As Max pointed out in an earlier post, Pakistan is too distracted by internal difficulties to devote necessary attention to the Taliban and al Qaeda forces in its frontier regions. Today, prosecutors said they would proceed with money laundering and corruption charges against Nawaz Sharif. Lawyers for the former Pakistani prime minister said the allegations against their client are politically motivated.
That assertion has the ring of truth. A September 6 parliamentary vote will select a president to replace Pervez Musharraf, who resigned in the middle of last month. Sharif broke away from the ruling coalition on August 25. His former ally, Asif Ali Zardari, is expected to win the presidency. Zardari, the widower of Benazir Bhutto and the head of the Pakistan People’s Party, was known to be corrupt when his wife was prime minister.

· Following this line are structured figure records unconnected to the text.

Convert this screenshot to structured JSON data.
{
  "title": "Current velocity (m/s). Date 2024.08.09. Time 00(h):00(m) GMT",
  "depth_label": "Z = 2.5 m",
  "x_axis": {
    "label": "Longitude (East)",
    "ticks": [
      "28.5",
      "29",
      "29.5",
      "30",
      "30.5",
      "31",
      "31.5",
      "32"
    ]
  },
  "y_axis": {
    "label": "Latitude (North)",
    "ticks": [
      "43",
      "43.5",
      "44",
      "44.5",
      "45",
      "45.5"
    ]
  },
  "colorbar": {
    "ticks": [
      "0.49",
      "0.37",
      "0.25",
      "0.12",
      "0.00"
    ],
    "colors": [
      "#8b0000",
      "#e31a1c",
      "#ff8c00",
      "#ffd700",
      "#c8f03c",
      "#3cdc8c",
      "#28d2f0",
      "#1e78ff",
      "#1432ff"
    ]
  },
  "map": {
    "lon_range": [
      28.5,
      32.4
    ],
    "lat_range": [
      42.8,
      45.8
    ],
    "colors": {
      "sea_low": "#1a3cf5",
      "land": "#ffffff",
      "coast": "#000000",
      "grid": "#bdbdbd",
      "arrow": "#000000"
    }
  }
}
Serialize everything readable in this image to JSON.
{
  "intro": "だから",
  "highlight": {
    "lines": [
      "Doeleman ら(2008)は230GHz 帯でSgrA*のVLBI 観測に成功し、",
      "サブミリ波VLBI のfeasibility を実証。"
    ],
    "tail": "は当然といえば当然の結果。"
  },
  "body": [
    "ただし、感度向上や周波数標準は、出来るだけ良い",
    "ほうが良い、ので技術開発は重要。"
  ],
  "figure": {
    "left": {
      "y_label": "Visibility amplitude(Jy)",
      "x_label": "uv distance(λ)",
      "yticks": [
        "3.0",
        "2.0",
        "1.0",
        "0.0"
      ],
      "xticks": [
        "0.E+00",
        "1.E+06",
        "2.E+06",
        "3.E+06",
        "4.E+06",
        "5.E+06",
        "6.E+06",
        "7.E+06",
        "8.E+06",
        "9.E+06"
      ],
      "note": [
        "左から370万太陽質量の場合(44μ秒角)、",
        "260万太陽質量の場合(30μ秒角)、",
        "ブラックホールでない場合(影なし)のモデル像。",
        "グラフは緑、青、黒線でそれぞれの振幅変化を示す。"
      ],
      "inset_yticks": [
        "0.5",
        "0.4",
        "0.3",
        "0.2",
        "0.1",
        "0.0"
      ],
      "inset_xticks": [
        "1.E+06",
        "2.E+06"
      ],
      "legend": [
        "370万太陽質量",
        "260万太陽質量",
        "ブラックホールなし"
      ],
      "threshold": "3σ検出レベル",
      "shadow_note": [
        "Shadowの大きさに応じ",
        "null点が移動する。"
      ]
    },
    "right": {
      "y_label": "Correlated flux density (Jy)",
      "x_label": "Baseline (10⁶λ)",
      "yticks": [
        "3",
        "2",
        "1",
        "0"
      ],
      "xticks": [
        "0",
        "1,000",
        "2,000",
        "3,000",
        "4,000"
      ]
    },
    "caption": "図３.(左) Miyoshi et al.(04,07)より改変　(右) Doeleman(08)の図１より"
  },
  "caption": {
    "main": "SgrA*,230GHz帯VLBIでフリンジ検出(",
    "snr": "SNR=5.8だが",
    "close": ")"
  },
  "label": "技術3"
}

It’s no wonder that democracy has a bad name in the country, where politics are not only corrupt but unstable. It was another period of corruption and instability that led Musharraf, then head of the army, to seize power in a 1999 coup from the democratically-elected Sharif. So it’s fair to ask whether the country is headed toward another cycle of corruption, instability and repression.
That is, of course, possible in Pakistan, where anything bad can happen. Of course, Pakistani politicians, like Sharif and Zardari, will go back to their old way of doing things if left to their own devices. Yet history does not always repeat itself, and now there is a new factor in Pakistani politics. The people of that country took great risks to restore representative governance, flooding into the streets last year when Musharraf was removing their judges, closing down the independent media, and taking apart their constitution. They eventually succeeded in getting rid of him in a peaceful manner, and it’s unlikely they will now let rapacious pols loot their society.
Some may say that things are getting worse this week with the charging of Sharif and the election of Zardari, but they may actually be getting better. Of course, it’s way too early to claim success, but we can say that Pakistan, for the first time in a decade, has the opportunity to create a more stable politics under the watchful eye of its people.